Singing Snowberg
Chapter Seven
Lost Language <3>
Chros©There’re reasons behind our every move, we moved, we’re moving and will move and will be moving are all behind reasons. So that you could reason every move to its origin. Why somebody committed suicide, why somebody killed somebody. Even all of the non-human phenomena are behind physical theories. Human theories, which propel our decisions, are harder to discover, because they aren’t what you could see with eyes, only perceivable with our own hearts, but a heart changes and is unpredictable.
“Marine balls, for free, we’re in.” Salix’s happy. He drags me into the ocean of colourful balls, this is something like a big smoking scene. “Why is it for free?” I can’t see him. “You tell me, huh?” Some balls are cast into the air, suddenly gives me the urge to squeeze them. Why ask why?
I hear a voice, in fact it’s me remembering the day I left Southpole. Devo spoke something strange in the bed.
“Qui-co-lay qui-co-lay ya-lo-ik ya-lo-ik....” He watched me with only two words coming from his mouth. The hospital was quiet enough for his echoing voice. Qui-co-lay and ya-lo-ik, I’m trying to understand. That dictionary must have the explanation.
“What are you saying?” “Something I heard when I left Southpole.” Salix changes his facial expression, “that language he used to speak? She told us it’s invented by a mad woman.” “She? Who?” “Devo’s grandma.” I suppose she gave me the dictionary.
He hits me with a ball, “we’re playing, be happy!” I’m stuck in many ways, so many mysteries.

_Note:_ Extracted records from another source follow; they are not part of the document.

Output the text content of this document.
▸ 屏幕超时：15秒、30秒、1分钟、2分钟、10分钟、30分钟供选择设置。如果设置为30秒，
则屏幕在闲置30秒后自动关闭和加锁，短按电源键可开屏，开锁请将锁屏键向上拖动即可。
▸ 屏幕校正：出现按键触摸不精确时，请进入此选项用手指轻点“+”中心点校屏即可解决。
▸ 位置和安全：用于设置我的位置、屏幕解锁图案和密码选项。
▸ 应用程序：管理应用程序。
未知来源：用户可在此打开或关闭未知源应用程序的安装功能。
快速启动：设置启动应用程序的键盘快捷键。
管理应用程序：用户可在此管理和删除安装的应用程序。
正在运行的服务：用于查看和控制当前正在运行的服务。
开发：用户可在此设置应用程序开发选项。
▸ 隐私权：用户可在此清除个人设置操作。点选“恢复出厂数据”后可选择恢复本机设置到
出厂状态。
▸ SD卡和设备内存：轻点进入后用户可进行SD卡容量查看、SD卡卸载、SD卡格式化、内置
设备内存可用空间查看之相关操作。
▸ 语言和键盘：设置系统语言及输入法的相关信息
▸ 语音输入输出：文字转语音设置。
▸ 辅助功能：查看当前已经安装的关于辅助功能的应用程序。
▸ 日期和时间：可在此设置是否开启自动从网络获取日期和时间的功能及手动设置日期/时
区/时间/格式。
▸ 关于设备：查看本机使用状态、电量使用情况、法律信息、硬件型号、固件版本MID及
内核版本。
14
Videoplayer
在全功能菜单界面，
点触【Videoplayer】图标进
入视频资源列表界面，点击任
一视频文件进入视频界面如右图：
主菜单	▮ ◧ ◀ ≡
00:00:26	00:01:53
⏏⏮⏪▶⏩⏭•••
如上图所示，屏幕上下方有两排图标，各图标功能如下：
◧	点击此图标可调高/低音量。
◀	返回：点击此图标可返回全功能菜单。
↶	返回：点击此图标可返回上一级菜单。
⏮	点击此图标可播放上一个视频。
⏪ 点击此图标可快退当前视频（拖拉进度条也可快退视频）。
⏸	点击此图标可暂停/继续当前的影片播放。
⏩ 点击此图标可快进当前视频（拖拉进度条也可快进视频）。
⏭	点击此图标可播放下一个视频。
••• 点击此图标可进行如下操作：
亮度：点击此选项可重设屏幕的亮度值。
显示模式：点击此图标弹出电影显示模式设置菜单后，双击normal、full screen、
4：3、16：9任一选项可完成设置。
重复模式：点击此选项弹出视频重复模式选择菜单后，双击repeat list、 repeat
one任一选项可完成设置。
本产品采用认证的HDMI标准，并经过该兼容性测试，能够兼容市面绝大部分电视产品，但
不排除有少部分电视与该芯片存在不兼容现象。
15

I tried to be happy with Salix, but I’m sure we have something missed. Just not right. “We need a talk.”
We headed back to my cell.
“Could you explain one by one what happened the past month?” I’m desperate to know everything, “why don’t you talk to me like before? You’ve changed.” He’s scratching his hair, “I explained, but you forgot them again.” Oh, it’s my fault. “I’m really sick, aren’t I?” I must be looked pitiful. He turns to the little window, this pause is killing me. “I’m sick, I should be in the hospital, and you should leave me.”
I didn’t expect his silence but somehow this is how is he behaving in this moment. I’m wordless to speak again. I’ll be alright, I should be stronger than before. At least I have myself. I raise my arms, my skin is shining under the artificial sunlight, so surreal. I think about the novels I saw back in my school time. Too many of them have ugly characters, why did those writers create more ugliness for this world? Like me, I should be living under someone’s typewriter, on the plain white papers. Am I real myself, why am I thinking this madly? Salix, he stands straight as an arrow with his back facing me, what is he thinking? If I’m fake then he must be fake too. But if he doesn’t support me then what’s the matter go on living whatever on the paper or the reality?
Finally he turns to me, I can’t figure out what’s on his face, which is out of focus like the background in the dreams. Oh I want my dreams. So I close my eyes, maybe I’m just tired, a good sleep would make me remember everything, and change him back to whom he used to be.
His hands are on my face, even his fingers are pitying me. Then I was put on his shoulders. “It’s okay Cyano. People get lost. I could always pick you up. I’ll speak to you, even you’ll forget a million times.” This time I know I’m desperate for everything, even for him. “I’m sorry Salix.” “Just don’t say something like that again.”
I should stop ask him about what happened in the past month, I need to find them myself. We spent the whole evening in the cell, we chatted like before like real friends. Yeah friends, I should also stop to take it for granted that he should offer everything to me. And everything feels just good like how I felt when we sat together. It’s not awkward even no words between us.
“You and her had an extremely long conversation back there.” Yes I should say, “yeah, long conversation. I think she changed me.” Salix raises his eyebrows, “you even dragged me to a bar, we got drunk as hell, totally forgot what our mission was.” “Mission?” “To take back the plant.” Oh it’s the little flower on the desk near the bed. “We planted it on the boat and it grew so quick.” “Yes. I should remember that, what a lovely flower. We should linger longer in China, to see more about where he used to live.” “You said you hated there, you hated his families except his grandma.” I could I say something so horrible, “oh I was sentimental, I was.. desperate.”